Furthermore, some interpretations suggest that Knox did add a personal aspect to the novel, as it is not entirely written in a Trollopean manner. Trollope made use of "epistolary chapters" in order to explicitly display character, which was a trait that Knox did not employ in Barchester Pilgrimage. On the contrary, a style aspect of Trollope's that Knox "embraced with glee" was the employment of "stylised names" to name his characters, which is demonstrated through characters such as "Drs. Killgerm and Motherwell". Another key aspect of the novel was the use of satire, which Knox had previously demonstrated in his texts such as 'Enthusiasm' and 'Absolute and Abitofhell'. Knox is said to have maintained this satirical nature in the Barsetshire-based series. He follows Trollope's lead yet again in executing a Horatian style of satire, rather than the general Swiftian style.

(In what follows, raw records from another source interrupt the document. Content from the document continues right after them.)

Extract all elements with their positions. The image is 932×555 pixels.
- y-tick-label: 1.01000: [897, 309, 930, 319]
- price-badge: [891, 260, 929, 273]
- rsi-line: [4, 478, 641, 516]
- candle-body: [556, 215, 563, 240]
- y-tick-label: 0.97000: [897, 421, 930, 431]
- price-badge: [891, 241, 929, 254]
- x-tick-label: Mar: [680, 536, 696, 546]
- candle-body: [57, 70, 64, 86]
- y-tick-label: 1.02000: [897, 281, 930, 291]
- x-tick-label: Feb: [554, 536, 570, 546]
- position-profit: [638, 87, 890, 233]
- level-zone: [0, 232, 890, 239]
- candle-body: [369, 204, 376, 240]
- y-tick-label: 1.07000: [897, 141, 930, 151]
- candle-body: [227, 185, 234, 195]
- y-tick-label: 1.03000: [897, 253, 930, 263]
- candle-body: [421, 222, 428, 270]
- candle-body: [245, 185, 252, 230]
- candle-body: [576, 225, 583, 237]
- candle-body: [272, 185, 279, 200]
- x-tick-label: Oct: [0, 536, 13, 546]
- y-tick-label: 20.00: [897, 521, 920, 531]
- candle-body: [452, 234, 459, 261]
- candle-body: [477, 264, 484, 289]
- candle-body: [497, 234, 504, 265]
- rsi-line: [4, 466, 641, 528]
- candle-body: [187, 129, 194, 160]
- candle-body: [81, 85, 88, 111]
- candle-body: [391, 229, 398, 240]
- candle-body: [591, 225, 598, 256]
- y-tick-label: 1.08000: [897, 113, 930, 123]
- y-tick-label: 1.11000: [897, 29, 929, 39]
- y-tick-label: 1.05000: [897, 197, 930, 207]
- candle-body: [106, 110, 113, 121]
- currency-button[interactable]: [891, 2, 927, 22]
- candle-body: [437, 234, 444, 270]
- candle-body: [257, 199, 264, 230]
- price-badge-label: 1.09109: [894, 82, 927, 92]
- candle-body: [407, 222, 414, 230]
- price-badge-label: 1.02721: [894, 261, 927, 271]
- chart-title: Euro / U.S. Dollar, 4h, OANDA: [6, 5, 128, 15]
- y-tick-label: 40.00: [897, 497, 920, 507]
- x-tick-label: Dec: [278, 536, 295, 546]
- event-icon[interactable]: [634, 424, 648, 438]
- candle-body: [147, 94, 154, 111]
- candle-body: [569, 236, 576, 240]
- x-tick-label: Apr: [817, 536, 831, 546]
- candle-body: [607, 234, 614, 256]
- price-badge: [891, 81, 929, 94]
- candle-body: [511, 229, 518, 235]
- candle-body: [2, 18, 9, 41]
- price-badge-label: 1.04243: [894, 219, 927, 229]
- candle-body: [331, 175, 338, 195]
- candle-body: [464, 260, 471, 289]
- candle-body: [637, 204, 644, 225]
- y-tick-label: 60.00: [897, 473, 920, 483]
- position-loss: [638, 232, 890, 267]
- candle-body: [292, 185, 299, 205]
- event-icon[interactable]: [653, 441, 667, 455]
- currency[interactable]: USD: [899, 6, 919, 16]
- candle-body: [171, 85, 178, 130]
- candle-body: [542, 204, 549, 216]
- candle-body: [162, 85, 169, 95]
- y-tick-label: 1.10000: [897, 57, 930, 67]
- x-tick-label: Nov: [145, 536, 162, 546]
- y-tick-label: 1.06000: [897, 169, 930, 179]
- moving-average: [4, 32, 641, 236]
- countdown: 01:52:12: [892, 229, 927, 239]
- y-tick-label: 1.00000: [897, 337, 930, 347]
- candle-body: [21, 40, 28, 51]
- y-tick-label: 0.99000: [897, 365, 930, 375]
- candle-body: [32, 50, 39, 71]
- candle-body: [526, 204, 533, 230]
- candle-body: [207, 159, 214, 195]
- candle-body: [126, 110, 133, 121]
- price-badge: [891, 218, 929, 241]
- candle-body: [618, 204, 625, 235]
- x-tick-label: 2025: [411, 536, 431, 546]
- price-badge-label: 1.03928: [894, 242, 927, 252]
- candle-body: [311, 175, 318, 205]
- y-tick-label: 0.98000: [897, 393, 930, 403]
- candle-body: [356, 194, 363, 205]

The novel was subject to criticism as well. It has been critically discussed that Knox was unable to "grasp Trollope's general attitude – dual and paradoxical". Another criticism that the novel received was that Knox, especially in the first chapter, fails to depict the inevitability of Johnny Bold being rejected. This is argued to subdue the original style of Trollope, as the dilemma which Miss Augusta Oriel faced would have been a "first-class catastrophe" in the eyes of Trollope. In addition, the same critics argue that the character of Arthur Gresham is perfectly designed to mirror the style of Trollope. Another personal element that Knox consistently reiterates is the manner in which the Roman Catholics win almost every encounter in the novel, something that is argued to be inauthentic to even a fair man like Trollope.

== Publication details ==
The first publication of the novel was in 1935, a 278-page hardcover copy. The availability of Knox' works has become scarce as time has passed, and can "only be purchased at a shop that specialises in rosaries and missals". Furthermore, one must search for the original Sheed and Ward publications in order to acquire one of Knox's works as they were initially published.

== Legacy ==
Barchester Pilgrimage itself was significant in Knox' career, as it allowed for his transition into the field of writing sequel-novels. Along with the other texts, Knox established this particular venture of his literary career. Barchester Pilgrimage further enhanced Trollope's originals works, as Knox broke down the Trollopean views of England, something that had become a literary trait of Knox' due to his translation of the Bible previously. The text also gave literary scholars an opportunity to study Knox' fictional works in conjunction with his personal context.